White House study shows persisting gap in wages, despite education advancement

In the first comprehensive government study of its kind since 1963, President Obama released Women in America this week, examining the “social and economic well-being” of women in the United States.

The New York Times synthesized that across all education levels, women are still earning just 75 percent of men’s wages in comparable positions. NBC Nightly News focused on the study’s findings that more women than men earn college degrees at both the undergraduate and graduate levels.

Supporting the White House’s concession that the study didn’t necessarily reveal new information, several stories have been published in recent years highlighting this wage gap across professions. Time magazine tackled the topic in a 1982 cover titled “How Long ‘Till Equality?” In 1999, MIT released data that showed female faculty at the science-focused university suffered not only pay disparities, but also less access to awards, resources and opportunities for professional accomplishments. In 2010, Newsweek published a feature about the $66,000 pay gap for female lawyers.

The original study, compiled by Eleanor Roosevelt as a result of President Kennedy’s Commission On the Status of Women, reported disparaging data that eventually led to the Equal Pay Act of 1963.  One of Obama’s first actions in office was to create the Council on Women and Girls, an agency with the goal of ensuring other government agencies “take into account the needs of women and girls in the policies they draft, the programs they create, the legislation they support.”

The study was broken up into sections tackling families and income, education, employment, health, and crime and violence.

Some highlights of the study:

  • The median age for a college educated woman to marry is 30 years old.
  • Female students are more likely to experience electronic bullying than male students.
  • Women continue to outlive men, but their five-year advantage is narrowing the gap that used to exist between male and female longevity.
  • Less women than men have lost their jobs in the recent economic recession (see USA Today’s analysis of the business sector).
  • White women actually experience the largest pay gap of any racial group; Asian women earn 82 percent as Asian men, and African American and Latina women earn 94 and 90 percent of the wage of men in their same racial group, respectively.
  • Rates of women suffering from violent crimes are decreasing.
  • The cesarean rate rose from 21 percent in 1996 to 32 percent in 2008, the highest rate ever reported in the United States.

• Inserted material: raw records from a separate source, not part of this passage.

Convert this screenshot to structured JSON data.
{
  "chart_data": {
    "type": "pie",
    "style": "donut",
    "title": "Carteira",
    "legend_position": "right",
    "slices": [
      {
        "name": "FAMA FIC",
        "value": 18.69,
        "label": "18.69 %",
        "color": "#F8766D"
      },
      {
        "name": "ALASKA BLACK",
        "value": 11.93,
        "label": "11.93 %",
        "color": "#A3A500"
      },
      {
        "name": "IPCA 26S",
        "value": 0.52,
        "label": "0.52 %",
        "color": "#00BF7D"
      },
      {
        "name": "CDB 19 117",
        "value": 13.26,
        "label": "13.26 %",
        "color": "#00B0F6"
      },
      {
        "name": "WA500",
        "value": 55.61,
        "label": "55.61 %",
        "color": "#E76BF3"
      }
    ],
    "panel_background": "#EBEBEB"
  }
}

The full study (which is actually quite readable and user-friendly) can be found here: Women_in_America.

A look at sex

Another study released this week examined a more targeted aspect of women’s participation in society: sexual activity. The National Survey of Family Growth, compiled by the CDC, concluded that abstinence from sexual activity in both women and men aged 15 to 24 has increased by almost 7 percent from the last survey in 2002. However, in the 25-to-44 age group,  98 percent of females and 97 percent of males report having had vaginal intercourse, with about 90 percent having oral sex as well.

Other data noted a significant decrease in teenage pregnancy rates (almost 40 percent), which some have attributed to both increased condom use and delayed sexual activity. The survey also revealed women are more likely to have a same-sex encounter and less likely to have more than 15 sexual partners in their lifetime (male or female).

This is the Gender Report’s Week in Review, a weekly post that highlights some of the major stories related to gender issues this week. Some of these stories may have already appeared in our News Feed or in the week’s Gender Checks. We’ll at times include a longer analysis of stories as well as bring attention to stories that may have slipped through the cracks of the week’s news cycle.